Quando ela finalmente se desvencilhara do cerimonial, escaparam para o norte, via Panamericana, onde os nativos parecem imitar os suíços, em obsessivo aproveitamento de cada nesga dos minúsculos vales férteis. Embrenharam-se no Valle del Elqui e encharcaram-se de pisco. Instalaram-se em Puerto Velero, recortado por azul veludínio. Fartaram-se de polvos, lulas e peixes sirênicos, das águas profundas. Amaram-se na banheira muito pequena para aquela luxúria sem tamanho, deitando água na sala, inundando a casa. A foto perfeita: ela ria de braços abertos, quando ele urrou, mergulhando nas águas geladas daquele mar do poente. E sentados na praia, na última noite tentaram socorrer-se de seus abalos sísmicos, contando as estrelas do poeta de Isla Negra, ancoradas sob o céu do Pacífico.
E então sobreviera aquele dia mal-nascido. Até a hora do almoço o país assistira atônito à domesticação da hiena, à investidura do ditador sanguinário no cargo de senador da República. Honraria vitalícia em desonra da Nação. O povo saíra às ruas. Calígula protegido pela guarda pretoriana: cerco, ameaças, soldados com os olhos colados na mira das armas. !Váyanse todos! Indignação e asco, palavras e pedras. No meio da fúria, as mãos dele e dela perderam o toque. Reencontraram-se no apartamento dela, noite já alta.
Famélicos, deitaram-se e enrolaram-se na cortina de tisne que escondia a cidade. E quando seus corpos alagados já se confundiam, a cama começara a mover-se. Um misterioso ritmo, que não era deles, infiltrara-se. Agarrado ao silêncio, ele estancara seu movimento, e ela se enfurecera. Nela nenhum espasmo, nele apenas respiração contida. Fechara os olhos, creditando a estranha sensação à reverberação do dia já consumido. Subitamente sentira mais que um tranco — era balanço. Olhara para a mulher a seu lado, com a expressão do prazer interrompido nos lábios: como é que te moves, se eu não te toco? Mas quando erguera o olhar, pensou ver a cordilheira atravessando a janela, feito pêndulo. Não acreditou! Em pânico, acotovelara a mulher, já adormecida: o prédio treme! Espreguiçando-se, ela desdenhara com desprezo mais que indolente: es apenas un temblorzito, mi amor!… Terremoto?! No, !temblorrr!

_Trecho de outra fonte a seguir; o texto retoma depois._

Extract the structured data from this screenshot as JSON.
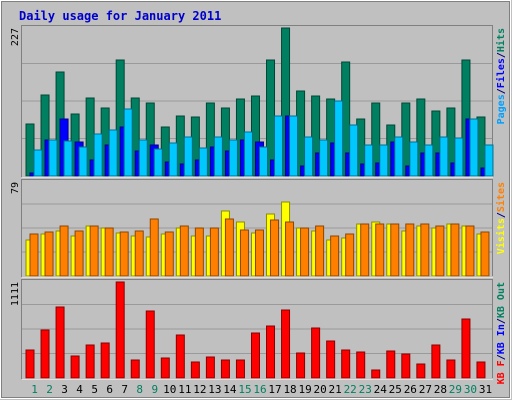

Insultado pela escala Richter, cujas nuanças lhe pareciam cínicas, ele saltou da cama, bateu de frente com o guarda-roupa, reincorporando-se sem saber para onde correr. Ela instruiu-o desde a cama abandonada: não seja idiota! Mas já que você quer se salvar, o único lugar recomendado pelos sismólogos é o caixilho da porta. E enquanto refletia sobre a piada (de hilariante realismo), imaginando-se despencar do décimo quinto andar, emoldurado por uma porta que não o salvaria da desdita, no alto do 15º andar daquele prédio do bairro de Providencia, a cordilheira saudava sua carne trêmula com imperturbável vaivém diante da janela.